Quote:If you define morality as = causing harm is immoral.
Then, if person X punches person Y, person X is causing harm. He did an immoral act.
This is still a subjective assertion, all you have done is use a begging the question fallacy to assume your conclusion in your opening premise, it is both arbitrary and circular. Also moral assertions are relative, what if you punched someone for example, to prevent a greater harm, like murder or rape?
Note the notion causing harm is immoral is a subjective one, not an objective one.
I think your definition doesn't work either.
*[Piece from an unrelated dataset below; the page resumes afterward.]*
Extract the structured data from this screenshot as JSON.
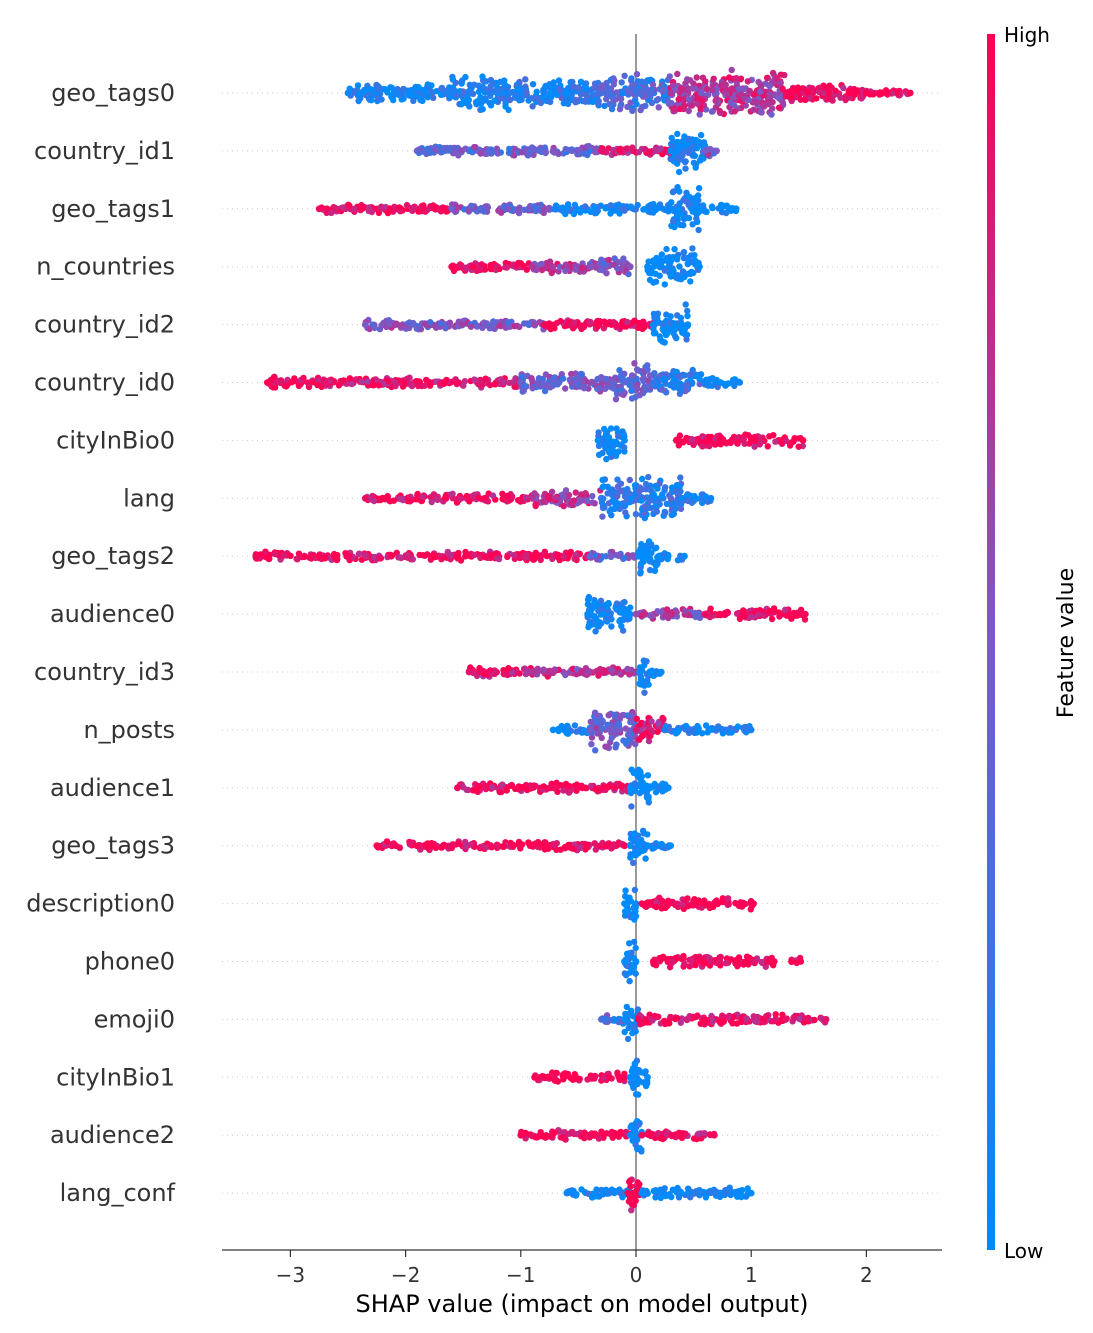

I didn't see anything circular reasoning in it or any begging but you said principles, which is unclear.
You said good and bad behavior but you did not display the logic behind it.
What logic should I use to figure out if something is right or wrong?
I can also make up words and give them vague definitions:
Kazouting and "to kazout" = spending the day doing certain things in a full way.
I think that if we use emotions as our guide, then this issue of "morality is fully subjective" gets changed to "morality is partially objective".
It is an objective fact that humans have pain sensors. You can punch a human in the face and activate the pain sensors.
You can also do psychological harm using verbal abuse and other methods.
Isn't morality mostly derived from feelings, from pain?
Quote:Also moral assertions are relative, what if you punched someone for example, to prevent a greater harm, like murder or rape?
It all comes down to "how do you want to define morality?"
I'll be happy to answer your question:
In your above example, the focus seems to be on rape. That is the initial action. That is the problem point.
In order to stop it, you want to take an immoral action ==> punch someone.
The rape part, we can judge that it is an immoral act. it is objectively immoral.
The punching part, we would have to decide as a society if this action is acceptable. This is the subjective part.
It is similar to a sheet of glass cracking. The crack is spreading. You try to stop the crack by cutting the glass at some point. Did you make the best decision possible?